For a while, though just the precursor to a storm, it would be a good time, a Golden Age, if you will. Humans lived thousands of years in relative peace and good health, they built space-scrapers, they changed climate and nature to their will, and they sang songs of glory and unity and prosperity for all and built their children in the form of intelligent machines that would care for them for eternity.

As aforementioned however, the peace didn't last long.

On an unknown date, a certain planet from a certain planetary union refused to disclose their discovery of deposits of elements used for lucrative industries to another planet in the same planetary union. They went to war.

These 2 planets didn't maintain a multilaterally equal relationship and the former planet planned to use these resources as a catalyst to change the dynamic of power within the planetary union.

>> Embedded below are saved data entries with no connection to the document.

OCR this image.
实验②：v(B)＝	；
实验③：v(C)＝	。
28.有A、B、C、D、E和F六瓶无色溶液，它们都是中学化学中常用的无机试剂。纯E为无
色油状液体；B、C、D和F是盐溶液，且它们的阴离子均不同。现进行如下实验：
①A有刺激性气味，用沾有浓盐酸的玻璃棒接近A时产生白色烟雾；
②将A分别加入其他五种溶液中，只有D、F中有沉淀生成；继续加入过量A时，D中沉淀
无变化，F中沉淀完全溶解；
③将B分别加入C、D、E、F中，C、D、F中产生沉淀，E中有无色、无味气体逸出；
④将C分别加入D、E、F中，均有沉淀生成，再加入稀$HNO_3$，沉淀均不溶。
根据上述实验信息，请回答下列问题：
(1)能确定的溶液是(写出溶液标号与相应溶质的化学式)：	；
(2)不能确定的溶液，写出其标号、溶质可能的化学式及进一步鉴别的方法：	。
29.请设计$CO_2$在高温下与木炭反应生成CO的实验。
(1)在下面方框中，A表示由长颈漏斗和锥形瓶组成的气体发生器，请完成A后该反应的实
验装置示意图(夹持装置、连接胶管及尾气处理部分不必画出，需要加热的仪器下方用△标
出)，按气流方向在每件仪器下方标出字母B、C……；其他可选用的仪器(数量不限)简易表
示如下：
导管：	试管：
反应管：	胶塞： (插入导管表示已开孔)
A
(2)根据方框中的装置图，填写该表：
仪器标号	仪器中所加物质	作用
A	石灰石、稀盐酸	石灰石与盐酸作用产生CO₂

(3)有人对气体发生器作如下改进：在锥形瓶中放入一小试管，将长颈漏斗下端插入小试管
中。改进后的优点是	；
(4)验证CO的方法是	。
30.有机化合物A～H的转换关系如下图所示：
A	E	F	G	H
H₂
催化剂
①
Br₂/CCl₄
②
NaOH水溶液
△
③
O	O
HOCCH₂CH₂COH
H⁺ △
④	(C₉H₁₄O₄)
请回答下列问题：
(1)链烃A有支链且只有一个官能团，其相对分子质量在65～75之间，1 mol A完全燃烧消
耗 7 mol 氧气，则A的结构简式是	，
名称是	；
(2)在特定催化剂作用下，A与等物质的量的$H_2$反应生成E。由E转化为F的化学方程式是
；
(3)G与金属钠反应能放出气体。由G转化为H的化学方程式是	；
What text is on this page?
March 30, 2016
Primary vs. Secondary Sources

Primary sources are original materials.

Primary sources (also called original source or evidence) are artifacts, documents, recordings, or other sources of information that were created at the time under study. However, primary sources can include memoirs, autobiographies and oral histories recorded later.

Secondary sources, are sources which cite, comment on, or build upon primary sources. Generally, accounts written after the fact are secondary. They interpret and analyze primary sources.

The latter, much more powerful planet, saw this as a betrayal and engineered a propaganda war preceding their real attack; They accused the planet of treason of the Empire's values of 'Prosperity for all', a grave sin among their contemporaries and even accused them of colluding and interbreeding with non-human enemies, a fallacy considering the lack of evidence for other enlightened life in the Empire.

They thus caused calamity to the other planet. Wars in the galactic age, unlike depictions of it in the times of ignorance, did not involve loud machinery and explosives and warships and space jets. To 'punish' the weaker planet, the regional hegemon simply sent cultures of fast-growing bacteria that synthesized dioxygen into carbon dioxide, and watched as the natives, which evolved surrounded by air with very high oxygen concentration, died off and the planet becoming a silent place, testament to the emptiness and massacre comitted.

From there on it was a sloping hill for the Human Empire. they waged war and killed and enslaved countless, the wisdom of good governance forgotten, and the values on which the Empire was built, omitted and stained.

In the midst of it all, one technology would bring back hope for change, and although not enough to mend the cracks of the Empire, cracks which it was born with, it would surely bring about a new age and ways of human life, and with it, countless philosophical discourse on it's nature.